Opened by Bryn Williams in 2008, over the past few years I’ve visited several times for both lunch and dinner and have every time been served impeccable food. On the one hand it operates as an excellent neighbourhood restaurant with its keen pricing, warm professional service and somewhat low profile. I would imagine it has a lot of regulars. Which is all great, but what really shines is the food, I’m frankly amazed they don’t have any stars yet, it absolutely deserves one. The set lunch menu is short (2 dishes per course) but still provides interesting options and decent size dishes. 3 courses is even better value at £15.
We started with their regular sweet rye(?) bread topped with oat flakes brought to the table with soft butter, adding even more to the value given their set menu prices. Very moreish, it is quite sweet to start but quickly becomes addictive with its firm but not too dense texture. The butter was either unsalted or very lightly salted and I think it was much improved when we requested some salt at the table and added it on top. And the salt was traditional table salt, a small matter perhaps but I would prefer flaked salt.
To start I went for the cod brandade with bacon jam and sweetcorn. Certainly an intriguing combination and quite unusual to have a brandade with a sweet meat-based accompaniment. It came beautifully presented with the brandade in a deep fried shell and a puffed up piece of fish skin atop for texture. The sweetcorn was perfectly cooked to be firm, sweet and juicy. The bacon jam was a masterstroke. Sweet, sticky and meaty it added depth to the whole dish. The fish brandade was light and the crunchy fish skin brought everything together. Nitpicking, slightly more cod flavour would have been good in the brandade, a higher ratio of fish is always good.

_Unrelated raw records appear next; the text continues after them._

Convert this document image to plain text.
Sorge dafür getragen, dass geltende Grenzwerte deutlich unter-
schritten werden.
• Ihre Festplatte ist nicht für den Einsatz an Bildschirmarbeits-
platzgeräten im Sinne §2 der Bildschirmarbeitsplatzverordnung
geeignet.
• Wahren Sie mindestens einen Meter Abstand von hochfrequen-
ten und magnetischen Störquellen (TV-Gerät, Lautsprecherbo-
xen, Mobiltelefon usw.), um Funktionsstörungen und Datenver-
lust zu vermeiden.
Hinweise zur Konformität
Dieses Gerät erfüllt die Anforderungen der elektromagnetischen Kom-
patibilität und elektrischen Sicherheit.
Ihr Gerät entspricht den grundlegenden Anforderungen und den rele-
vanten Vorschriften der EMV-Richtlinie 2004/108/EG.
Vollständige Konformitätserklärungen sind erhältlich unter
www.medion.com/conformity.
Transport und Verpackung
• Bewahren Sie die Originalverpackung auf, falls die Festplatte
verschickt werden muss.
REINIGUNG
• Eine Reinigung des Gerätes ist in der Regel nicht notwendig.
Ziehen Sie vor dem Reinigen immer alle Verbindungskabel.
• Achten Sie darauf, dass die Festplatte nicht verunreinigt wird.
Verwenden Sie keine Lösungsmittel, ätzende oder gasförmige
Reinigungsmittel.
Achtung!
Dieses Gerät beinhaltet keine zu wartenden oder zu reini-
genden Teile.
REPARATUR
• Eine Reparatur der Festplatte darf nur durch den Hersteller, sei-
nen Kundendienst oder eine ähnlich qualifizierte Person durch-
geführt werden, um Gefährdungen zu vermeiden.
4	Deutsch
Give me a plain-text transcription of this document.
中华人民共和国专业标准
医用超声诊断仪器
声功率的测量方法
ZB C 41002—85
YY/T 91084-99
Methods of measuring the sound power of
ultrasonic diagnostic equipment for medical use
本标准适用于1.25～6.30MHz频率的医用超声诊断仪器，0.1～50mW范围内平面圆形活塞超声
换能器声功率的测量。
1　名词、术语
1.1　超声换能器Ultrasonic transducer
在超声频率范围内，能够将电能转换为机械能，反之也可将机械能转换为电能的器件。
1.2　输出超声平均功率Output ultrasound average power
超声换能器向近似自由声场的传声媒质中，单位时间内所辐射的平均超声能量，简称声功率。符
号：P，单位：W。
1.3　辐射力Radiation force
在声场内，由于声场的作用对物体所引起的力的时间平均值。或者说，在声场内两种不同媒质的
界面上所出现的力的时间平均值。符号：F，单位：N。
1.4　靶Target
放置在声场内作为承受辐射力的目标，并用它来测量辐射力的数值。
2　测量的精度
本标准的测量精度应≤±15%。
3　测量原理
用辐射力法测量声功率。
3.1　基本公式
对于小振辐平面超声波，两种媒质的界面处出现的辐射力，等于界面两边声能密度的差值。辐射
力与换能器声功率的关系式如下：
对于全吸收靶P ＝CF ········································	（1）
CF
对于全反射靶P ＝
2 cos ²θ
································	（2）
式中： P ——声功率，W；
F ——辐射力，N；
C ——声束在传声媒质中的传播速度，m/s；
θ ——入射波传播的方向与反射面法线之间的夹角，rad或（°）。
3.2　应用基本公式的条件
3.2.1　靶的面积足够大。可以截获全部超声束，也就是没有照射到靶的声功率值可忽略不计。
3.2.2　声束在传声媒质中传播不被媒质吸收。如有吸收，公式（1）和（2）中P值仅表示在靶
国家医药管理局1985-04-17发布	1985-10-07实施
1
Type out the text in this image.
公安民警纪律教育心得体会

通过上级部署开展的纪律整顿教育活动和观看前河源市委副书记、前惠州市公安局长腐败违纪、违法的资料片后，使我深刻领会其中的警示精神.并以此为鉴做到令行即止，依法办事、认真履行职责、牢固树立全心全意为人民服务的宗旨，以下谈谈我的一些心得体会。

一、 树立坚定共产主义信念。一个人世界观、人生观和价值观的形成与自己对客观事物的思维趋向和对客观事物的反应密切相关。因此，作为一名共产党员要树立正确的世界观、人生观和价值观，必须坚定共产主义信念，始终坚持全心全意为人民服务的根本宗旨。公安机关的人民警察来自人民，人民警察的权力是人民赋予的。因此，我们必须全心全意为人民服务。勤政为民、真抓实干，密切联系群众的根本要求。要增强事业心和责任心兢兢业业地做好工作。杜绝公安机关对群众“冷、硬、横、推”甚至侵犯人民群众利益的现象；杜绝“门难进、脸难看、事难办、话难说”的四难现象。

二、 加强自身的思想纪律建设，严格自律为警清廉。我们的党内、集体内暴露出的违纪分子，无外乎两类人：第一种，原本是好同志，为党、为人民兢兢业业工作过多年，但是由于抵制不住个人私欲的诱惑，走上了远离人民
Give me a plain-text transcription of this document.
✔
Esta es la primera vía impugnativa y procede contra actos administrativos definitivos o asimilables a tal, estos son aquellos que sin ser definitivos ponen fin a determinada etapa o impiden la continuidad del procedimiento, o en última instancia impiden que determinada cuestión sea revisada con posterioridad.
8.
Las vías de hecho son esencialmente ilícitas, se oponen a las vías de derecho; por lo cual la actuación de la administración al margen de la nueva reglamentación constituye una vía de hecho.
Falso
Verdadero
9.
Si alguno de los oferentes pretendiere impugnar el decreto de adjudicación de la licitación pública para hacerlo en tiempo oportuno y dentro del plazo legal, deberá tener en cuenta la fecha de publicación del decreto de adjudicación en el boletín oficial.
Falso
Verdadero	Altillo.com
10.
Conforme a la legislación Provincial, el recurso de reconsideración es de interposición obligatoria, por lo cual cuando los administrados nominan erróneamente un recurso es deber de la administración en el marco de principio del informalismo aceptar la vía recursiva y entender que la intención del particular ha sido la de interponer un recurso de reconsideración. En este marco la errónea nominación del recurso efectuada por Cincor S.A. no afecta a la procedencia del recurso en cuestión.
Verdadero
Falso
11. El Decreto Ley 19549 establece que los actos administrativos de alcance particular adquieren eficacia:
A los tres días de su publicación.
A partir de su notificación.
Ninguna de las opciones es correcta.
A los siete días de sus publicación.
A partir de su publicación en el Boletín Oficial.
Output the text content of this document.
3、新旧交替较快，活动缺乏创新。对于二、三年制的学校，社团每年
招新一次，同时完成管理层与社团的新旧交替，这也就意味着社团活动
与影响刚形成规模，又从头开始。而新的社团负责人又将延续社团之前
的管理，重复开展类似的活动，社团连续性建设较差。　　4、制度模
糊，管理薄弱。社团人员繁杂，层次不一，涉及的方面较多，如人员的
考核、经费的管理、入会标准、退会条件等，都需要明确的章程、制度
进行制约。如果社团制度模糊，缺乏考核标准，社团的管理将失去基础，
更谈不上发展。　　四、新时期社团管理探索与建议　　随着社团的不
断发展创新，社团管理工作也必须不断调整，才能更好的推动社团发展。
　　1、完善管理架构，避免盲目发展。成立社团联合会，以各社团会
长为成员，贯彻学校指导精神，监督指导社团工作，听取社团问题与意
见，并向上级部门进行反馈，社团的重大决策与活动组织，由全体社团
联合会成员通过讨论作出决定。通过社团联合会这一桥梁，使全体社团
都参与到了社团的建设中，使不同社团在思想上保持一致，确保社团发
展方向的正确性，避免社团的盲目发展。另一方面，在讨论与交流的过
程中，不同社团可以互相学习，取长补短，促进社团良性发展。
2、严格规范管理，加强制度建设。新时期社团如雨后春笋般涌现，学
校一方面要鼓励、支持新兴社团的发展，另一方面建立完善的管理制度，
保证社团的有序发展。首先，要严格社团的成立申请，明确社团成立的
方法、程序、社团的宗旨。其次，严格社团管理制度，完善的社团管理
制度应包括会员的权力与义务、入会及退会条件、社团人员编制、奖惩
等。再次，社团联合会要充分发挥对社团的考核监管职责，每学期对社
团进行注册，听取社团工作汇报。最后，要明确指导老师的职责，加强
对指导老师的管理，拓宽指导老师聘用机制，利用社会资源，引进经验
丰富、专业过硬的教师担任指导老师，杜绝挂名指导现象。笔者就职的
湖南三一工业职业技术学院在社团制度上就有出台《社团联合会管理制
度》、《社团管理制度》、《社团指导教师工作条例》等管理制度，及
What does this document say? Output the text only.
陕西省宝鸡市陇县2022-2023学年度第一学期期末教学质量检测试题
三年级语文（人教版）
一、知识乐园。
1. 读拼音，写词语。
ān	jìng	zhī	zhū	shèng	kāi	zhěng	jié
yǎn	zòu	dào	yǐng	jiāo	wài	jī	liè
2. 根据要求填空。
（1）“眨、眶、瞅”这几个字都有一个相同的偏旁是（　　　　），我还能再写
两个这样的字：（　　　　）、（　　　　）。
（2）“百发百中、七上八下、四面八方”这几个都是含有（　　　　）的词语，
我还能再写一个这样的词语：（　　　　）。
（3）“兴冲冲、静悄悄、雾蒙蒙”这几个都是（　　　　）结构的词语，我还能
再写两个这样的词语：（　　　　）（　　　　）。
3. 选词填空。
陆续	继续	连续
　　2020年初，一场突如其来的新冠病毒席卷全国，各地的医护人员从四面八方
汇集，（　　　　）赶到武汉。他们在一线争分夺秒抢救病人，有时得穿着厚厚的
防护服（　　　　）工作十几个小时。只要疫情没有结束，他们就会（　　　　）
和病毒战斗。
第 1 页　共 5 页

My main was a classic pork, apple and potato combination, but elevated to something more special with some great touches. Firstly the menu specified black pudding, which I couldn’t find until turning over my apple and seeing it stuffed with more porky goodness. The meat was soft and unctuous but had then been fried in to crisp up the edges for a great texture contrast. And the potato (dauphinoise) was neat and perfectly cooked. All of this was topped with a rich jus with a glossy sheen and deep flavour.
The wife went off the standard menu (not being a great fan of black pudding or the other option of mushrooms). What arrived was a glorious hunk of pink lamb, broad beans and “burnt” tomatoes. Accompanied by neatly prepared artichoke and an artichoke puree, it all combined very well and brought together again by a top quality sauce. Classic but with the slight twist of artichoke which I hadn’t thought of before. The side of mash probably wasn’t needed (I did ask if my pork came with potato and thought they said no) but it was smooth and very rich, plenty of butter for sure. The side of cabbage was fine, although perhaps it needed an extra dimension and / or a bigger portion for the price.
We skipped dessert since we were both so full by this point. Thinking about it, that would have only cost us an extra £2 with my set menu, so probably a bad decision. Particularly as the wife saw them on the way out and suddenly had more of an appetite. So, as I’m sure you can tell, I more than quite like this place and think it deserves the highest praise. Come for lunch for amazing value, and then come to dinner for a perfect relaxed indulgent meal. Stunning.